After our arrival to Goose Island State Pak back on New Years Day, we stopped off at the short boardwalk in the marsh on the north end of the bayside campsites. There were several wading birds in the areas, including these roseate spoonbills, to keep our attention for a few minutes. The wind was brisk, blowing off of Copano Bay from the north, so we were bundled up despite the sunny day.
Cannonball Jelly, Stomolophus meleagris
There were quite a few cannonball jellies on the shoreline and it was a good opportunity for Forest to feel the hard, rubbery bell of this usually innocuous to humans jelly. Cannonball jellies are a favorite for leatherback sea turtles in addition to other jelly species, which is another reason you should keep your plastics out of the ocean as they mimic the look of a jelly and sea turtles aren’t exactly able to differentiate before something perilous happens after they take a bite.

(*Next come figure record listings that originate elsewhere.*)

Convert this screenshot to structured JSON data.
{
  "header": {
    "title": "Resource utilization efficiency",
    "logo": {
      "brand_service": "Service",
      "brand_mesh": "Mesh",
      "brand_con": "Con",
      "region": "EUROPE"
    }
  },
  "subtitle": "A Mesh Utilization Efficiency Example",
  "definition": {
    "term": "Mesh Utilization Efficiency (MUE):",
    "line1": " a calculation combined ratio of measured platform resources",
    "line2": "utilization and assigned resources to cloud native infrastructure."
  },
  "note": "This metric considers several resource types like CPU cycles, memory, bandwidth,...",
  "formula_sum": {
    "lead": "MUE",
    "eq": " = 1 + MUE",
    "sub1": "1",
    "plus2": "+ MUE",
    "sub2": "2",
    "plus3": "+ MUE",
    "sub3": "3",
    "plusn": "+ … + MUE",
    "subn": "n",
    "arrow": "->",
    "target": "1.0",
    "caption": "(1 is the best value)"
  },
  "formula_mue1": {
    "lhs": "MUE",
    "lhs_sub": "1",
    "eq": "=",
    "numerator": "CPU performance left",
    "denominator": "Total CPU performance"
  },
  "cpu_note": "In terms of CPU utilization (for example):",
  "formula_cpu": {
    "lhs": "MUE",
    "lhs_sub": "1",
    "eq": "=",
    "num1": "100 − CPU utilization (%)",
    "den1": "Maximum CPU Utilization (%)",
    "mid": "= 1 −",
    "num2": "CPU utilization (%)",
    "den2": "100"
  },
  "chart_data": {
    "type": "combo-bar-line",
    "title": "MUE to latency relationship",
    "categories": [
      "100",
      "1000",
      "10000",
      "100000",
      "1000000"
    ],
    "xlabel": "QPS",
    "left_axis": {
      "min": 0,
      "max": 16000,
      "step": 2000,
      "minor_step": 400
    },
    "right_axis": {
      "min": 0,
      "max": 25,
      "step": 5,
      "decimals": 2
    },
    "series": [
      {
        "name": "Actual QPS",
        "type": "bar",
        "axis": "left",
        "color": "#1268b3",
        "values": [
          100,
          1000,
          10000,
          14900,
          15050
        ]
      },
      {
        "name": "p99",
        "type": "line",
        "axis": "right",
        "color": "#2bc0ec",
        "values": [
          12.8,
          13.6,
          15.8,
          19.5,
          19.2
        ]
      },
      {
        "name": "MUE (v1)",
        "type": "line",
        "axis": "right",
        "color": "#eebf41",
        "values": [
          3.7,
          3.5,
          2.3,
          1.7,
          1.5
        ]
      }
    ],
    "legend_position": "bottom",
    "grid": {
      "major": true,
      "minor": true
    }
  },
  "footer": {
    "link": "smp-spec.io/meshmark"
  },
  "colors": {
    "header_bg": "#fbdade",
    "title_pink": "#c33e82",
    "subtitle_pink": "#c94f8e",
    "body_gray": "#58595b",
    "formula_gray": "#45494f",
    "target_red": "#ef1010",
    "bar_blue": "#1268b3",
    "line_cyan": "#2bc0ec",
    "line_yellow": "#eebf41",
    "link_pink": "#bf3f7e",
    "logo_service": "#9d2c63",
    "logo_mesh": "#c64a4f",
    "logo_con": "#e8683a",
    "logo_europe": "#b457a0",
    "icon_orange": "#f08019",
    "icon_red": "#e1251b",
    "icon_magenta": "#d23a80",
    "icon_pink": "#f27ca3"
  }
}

Next, we walked the recently rebuilt longer boardwalk on the south end of the bayside camping and Chris got some fishing in while Forest and I explored the boardwalk. About halfway down are stairs leading to an oyster shell “island” that at lower tides you can walk out on. The bay here isn’t very deep so the stairs also allow fisherman to do some wade fishing, too.
And of course, visiting the Goose Island Oak aka The Big Tree. She’s showing her age and I’m not sure how many more decades or centuries she will keep going but for now, we enjoy her gnarled trunk and spidery limbs while we can and hope another direct hit from a hurricane doesn’t happen any time soon.